In 1910, the currency situation in the Belgian Congo was characterized by a state-controlled monetary system designed to serve the economic and administrative interests of the colonial regime. The official currency was the Congolese franc, which was pegged at par with the Belgian franc and guaranteed by the colonial treasury. This system had been formally established in 1887 to replace the earlier use of various trade goods and foreign coins, creating a unified currency that facilitated taxation, the payment of African labour, and the integration of the colony into the wider Belgian economic sphere.
The monetary landscape was dualistic, with the official franc coexisting with a compulsory and restrictive use of token money for the African population. Most notably, the colonial administration and major concession companies paid African workers partly in
bons or metal tokens, which were only redeemable at the company store (
comptoir). This practice, combined with a head tax (
impôt de capitation) required to be paid in francs, created a coercive cycle that forced Congolese into the wage labour economy to earn the necessary currency, thereby supplying the workforce for the extraction of rubber, minerals, and other resources.

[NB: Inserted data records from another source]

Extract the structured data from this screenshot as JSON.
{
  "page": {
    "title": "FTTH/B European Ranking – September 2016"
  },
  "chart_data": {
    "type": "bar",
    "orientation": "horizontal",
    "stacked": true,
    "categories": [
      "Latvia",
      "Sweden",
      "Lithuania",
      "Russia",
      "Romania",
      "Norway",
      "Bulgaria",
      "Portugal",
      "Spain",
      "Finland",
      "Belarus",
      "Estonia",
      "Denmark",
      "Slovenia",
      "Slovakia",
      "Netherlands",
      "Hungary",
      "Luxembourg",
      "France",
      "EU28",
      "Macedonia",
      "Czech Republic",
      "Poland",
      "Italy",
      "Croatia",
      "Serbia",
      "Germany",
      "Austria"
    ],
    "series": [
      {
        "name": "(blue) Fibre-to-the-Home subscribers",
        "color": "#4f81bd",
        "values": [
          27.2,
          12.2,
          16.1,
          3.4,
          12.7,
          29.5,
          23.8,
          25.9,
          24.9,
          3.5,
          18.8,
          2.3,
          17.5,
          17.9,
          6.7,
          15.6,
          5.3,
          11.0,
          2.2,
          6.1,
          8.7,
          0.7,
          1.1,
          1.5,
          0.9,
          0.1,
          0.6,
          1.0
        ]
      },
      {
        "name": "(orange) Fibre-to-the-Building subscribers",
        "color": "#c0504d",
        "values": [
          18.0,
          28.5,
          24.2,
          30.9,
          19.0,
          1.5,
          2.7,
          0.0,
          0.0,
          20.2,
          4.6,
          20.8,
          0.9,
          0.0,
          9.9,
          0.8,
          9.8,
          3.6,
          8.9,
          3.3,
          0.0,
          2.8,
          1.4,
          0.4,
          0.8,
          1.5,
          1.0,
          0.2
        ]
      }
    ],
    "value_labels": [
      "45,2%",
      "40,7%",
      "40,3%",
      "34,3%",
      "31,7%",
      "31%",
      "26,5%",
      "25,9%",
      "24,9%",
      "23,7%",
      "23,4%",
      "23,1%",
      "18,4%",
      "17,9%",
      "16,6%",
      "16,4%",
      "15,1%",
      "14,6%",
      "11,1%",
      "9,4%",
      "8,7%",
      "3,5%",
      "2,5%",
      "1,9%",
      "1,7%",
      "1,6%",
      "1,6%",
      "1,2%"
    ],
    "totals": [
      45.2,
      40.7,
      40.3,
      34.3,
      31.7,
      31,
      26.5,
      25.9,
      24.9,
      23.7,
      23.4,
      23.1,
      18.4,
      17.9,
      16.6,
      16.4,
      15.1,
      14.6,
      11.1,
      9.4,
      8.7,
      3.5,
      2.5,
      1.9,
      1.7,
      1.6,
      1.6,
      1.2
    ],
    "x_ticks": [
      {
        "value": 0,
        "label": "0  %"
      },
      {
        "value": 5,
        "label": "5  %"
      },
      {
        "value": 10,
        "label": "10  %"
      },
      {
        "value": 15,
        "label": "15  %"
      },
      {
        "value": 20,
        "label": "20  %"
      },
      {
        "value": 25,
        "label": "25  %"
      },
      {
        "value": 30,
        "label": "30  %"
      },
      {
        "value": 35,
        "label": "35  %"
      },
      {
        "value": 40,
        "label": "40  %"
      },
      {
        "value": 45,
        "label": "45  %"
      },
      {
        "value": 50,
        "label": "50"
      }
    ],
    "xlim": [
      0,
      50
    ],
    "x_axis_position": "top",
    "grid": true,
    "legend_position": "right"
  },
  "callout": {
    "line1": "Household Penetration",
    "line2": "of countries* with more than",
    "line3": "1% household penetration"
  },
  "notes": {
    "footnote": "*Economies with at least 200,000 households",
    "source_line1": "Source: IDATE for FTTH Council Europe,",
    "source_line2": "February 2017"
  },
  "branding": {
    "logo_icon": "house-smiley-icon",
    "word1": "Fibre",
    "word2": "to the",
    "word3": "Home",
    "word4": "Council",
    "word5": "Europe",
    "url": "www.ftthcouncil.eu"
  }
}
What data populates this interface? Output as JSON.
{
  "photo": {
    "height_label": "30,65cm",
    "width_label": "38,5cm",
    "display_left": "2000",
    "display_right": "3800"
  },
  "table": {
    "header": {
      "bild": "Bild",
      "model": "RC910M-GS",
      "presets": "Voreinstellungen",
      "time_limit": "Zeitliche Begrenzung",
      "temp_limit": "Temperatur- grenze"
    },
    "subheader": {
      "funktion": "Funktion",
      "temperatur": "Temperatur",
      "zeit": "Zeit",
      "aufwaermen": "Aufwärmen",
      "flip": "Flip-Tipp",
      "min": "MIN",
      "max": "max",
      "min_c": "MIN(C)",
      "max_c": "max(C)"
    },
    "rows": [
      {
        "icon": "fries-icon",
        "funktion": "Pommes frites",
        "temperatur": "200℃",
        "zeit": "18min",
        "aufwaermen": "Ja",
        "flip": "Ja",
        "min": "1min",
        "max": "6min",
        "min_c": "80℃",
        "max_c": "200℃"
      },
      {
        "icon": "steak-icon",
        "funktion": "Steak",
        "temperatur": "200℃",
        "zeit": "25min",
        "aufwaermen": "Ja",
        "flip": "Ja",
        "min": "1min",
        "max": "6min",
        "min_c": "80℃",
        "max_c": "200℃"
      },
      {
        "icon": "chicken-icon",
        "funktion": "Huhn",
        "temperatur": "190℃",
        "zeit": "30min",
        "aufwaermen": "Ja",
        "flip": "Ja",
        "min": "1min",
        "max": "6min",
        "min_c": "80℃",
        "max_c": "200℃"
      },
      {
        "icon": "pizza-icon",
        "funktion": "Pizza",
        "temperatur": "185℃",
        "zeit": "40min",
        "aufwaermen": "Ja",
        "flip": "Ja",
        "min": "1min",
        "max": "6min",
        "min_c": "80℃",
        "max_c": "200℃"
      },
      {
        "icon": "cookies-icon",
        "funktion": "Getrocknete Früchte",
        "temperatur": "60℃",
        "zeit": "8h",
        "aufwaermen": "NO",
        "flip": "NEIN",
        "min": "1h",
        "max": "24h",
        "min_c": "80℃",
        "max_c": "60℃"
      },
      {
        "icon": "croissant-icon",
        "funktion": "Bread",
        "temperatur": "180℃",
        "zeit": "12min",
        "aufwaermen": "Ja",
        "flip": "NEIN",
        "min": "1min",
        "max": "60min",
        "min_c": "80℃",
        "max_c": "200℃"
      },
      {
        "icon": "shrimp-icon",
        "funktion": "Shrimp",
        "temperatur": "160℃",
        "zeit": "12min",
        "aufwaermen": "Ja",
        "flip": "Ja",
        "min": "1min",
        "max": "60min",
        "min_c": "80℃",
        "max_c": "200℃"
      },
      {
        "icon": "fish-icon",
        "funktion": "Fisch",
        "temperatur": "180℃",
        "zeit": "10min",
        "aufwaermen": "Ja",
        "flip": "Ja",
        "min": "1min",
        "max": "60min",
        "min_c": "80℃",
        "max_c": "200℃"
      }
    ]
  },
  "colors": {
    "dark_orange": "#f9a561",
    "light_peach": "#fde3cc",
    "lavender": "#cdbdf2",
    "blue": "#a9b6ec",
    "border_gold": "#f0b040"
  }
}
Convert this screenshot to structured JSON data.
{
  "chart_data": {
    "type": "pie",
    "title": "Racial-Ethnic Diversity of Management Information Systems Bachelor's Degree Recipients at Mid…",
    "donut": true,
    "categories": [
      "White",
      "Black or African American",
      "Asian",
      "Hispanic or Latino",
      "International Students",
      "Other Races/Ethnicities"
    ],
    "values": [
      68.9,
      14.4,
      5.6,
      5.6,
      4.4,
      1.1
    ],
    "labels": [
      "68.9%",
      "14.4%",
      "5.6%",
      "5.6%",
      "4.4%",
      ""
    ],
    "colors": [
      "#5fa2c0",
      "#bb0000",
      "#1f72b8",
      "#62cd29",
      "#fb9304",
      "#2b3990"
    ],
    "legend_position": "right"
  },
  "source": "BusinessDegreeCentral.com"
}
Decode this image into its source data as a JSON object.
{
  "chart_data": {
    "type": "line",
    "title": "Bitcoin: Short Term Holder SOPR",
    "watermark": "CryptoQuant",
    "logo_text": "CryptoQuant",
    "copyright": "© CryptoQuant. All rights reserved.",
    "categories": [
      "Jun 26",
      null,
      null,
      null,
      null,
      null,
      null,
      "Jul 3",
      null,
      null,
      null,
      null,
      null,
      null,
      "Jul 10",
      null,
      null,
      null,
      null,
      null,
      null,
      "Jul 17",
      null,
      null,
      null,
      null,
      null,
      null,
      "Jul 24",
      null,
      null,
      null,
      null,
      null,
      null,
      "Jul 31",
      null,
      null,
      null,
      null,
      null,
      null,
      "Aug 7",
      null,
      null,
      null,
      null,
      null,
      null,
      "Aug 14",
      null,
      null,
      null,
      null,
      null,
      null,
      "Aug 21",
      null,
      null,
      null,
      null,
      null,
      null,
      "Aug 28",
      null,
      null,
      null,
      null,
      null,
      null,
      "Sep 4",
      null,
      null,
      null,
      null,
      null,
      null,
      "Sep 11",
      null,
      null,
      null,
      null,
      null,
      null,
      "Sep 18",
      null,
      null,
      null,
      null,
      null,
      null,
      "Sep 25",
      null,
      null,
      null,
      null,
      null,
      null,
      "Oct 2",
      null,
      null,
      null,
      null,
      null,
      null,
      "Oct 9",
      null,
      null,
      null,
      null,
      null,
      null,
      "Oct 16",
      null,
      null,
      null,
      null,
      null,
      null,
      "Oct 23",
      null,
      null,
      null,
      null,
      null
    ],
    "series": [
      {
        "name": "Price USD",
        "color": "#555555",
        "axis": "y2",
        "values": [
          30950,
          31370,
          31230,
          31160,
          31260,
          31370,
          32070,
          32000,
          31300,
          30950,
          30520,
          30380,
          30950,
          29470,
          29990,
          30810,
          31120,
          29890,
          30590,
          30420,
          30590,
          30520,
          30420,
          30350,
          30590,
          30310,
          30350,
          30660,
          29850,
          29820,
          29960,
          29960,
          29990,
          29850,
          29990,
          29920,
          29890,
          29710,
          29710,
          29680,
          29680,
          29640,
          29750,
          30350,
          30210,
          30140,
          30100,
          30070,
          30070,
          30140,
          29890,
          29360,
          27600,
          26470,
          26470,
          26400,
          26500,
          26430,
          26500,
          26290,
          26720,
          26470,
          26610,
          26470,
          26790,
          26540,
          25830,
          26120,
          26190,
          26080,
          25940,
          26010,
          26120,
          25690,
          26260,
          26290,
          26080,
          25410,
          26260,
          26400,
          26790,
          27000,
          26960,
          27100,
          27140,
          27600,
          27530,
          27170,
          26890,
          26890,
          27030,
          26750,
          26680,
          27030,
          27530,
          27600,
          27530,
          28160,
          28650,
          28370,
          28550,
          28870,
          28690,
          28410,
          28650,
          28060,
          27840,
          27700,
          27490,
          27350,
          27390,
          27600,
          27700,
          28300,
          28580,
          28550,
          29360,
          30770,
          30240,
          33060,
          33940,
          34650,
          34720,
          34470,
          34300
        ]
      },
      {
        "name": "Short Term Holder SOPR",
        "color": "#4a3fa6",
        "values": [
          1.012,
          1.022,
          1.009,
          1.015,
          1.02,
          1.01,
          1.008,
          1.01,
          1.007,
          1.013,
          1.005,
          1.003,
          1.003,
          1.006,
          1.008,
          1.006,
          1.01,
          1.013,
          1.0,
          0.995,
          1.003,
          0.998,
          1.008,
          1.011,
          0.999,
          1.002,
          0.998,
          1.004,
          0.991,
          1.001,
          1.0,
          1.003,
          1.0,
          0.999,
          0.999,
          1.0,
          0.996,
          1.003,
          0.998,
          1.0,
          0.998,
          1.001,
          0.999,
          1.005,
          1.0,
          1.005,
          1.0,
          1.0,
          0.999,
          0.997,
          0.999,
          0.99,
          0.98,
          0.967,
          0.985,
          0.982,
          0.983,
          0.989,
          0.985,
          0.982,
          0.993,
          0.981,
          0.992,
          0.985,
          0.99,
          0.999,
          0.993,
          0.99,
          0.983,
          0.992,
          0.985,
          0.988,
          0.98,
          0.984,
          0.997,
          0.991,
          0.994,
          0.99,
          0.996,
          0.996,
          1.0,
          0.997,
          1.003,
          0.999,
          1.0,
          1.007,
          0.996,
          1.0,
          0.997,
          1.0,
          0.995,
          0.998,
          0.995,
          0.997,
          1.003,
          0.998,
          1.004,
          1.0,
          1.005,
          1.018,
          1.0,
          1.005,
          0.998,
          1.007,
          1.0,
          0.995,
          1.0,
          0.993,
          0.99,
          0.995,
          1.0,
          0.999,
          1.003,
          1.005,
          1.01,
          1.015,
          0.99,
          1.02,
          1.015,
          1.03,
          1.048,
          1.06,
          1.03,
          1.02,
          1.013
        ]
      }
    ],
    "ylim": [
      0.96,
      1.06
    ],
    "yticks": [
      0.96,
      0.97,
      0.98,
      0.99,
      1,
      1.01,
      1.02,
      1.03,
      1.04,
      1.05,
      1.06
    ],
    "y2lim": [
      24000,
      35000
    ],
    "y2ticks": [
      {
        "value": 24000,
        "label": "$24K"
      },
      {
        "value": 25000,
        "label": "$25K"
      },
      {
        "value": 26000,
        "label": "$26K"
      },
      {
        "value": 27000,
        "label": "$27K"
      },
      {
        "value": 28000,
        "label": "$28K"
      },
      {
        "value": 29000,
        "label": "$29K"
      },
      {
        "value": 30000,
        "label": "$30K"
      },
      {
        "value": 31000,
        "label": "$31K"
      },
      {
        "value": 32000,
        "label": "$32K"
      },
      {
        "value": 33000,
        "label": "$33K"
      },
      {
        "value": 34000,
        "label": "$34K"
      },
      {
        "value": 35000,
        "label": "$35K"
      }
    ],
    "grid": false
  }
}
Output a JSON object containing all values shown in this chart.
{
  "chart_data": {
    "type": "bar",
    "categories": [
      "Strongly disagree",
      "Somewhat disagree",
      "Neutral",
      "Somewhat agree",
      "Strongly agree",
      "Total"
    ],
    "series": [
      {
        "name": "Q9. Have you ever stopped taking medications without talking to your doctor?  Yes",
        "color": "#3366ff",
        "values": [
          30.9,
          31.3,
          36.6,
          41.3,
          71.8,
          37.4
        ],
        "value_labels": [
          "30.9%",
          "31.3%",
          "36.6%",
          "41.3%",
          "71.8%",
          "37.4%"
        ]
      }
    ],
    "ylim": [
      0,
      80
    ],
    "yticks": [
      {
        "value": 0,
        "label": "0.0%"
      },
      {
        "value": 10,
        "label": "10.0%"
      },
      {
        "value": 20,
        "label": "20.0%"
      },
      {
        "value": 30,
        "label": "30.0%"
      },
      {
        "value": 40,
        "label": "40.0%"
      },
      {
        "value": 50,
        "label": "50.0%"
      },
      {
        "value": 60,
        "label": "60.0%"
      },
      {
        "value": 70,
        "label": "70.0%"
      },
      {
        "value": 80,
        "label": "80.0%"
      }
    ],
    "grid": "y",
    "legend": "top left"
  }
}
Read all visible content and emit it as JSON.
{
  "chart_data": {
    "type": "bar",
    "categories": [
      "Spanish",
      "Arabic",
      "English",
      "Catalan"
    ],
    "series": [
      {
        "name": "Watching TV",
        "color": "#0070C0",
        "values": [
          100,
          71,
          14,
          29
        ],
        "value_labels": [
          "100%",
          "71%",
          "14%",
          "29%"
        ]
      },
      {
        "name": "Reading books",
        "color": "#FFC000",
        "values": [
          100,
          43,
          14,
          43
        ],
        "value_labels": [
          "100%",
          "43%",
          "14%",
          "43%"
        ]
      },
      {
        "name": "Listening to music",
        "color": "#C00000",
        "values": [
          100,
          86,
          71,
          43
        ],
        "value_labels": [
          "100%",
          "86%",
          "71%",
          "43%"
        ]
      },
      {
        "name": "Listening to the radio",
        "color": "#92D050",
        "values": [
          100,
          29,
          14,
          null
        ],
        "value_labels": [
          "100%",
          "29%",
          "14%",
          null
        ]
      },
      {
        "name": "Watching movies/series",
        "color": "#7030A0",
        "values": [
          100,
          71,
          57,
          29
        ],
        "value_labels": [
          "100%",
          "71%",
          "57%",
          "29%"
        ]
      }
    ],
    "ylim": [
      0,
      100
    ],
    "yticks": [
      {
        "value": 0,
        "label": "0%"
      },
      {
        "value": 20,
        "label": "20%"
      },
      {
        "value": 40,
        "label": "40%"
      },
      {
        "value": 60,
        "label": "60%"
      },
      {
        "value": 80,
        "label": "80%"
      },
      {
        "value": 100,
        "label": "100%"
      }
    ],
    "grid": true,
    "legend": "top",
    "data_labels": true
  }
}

Overall, the 1910 currency system was not a neutral medium of exchange but a key instrument of colonial policy. It ensured financial stability for European enterprises and the state, while simultaneously enforcing economic control and social subordination over the Congolese population. The structure effectively supported the extractive colonial economy by minimizing hard currency costs for companies and administratively channelling labour, reflecting the broader exploitative nature of King Leopold II’s former domain, which had only been formally annexed by Belgium two years earlier, in 1908.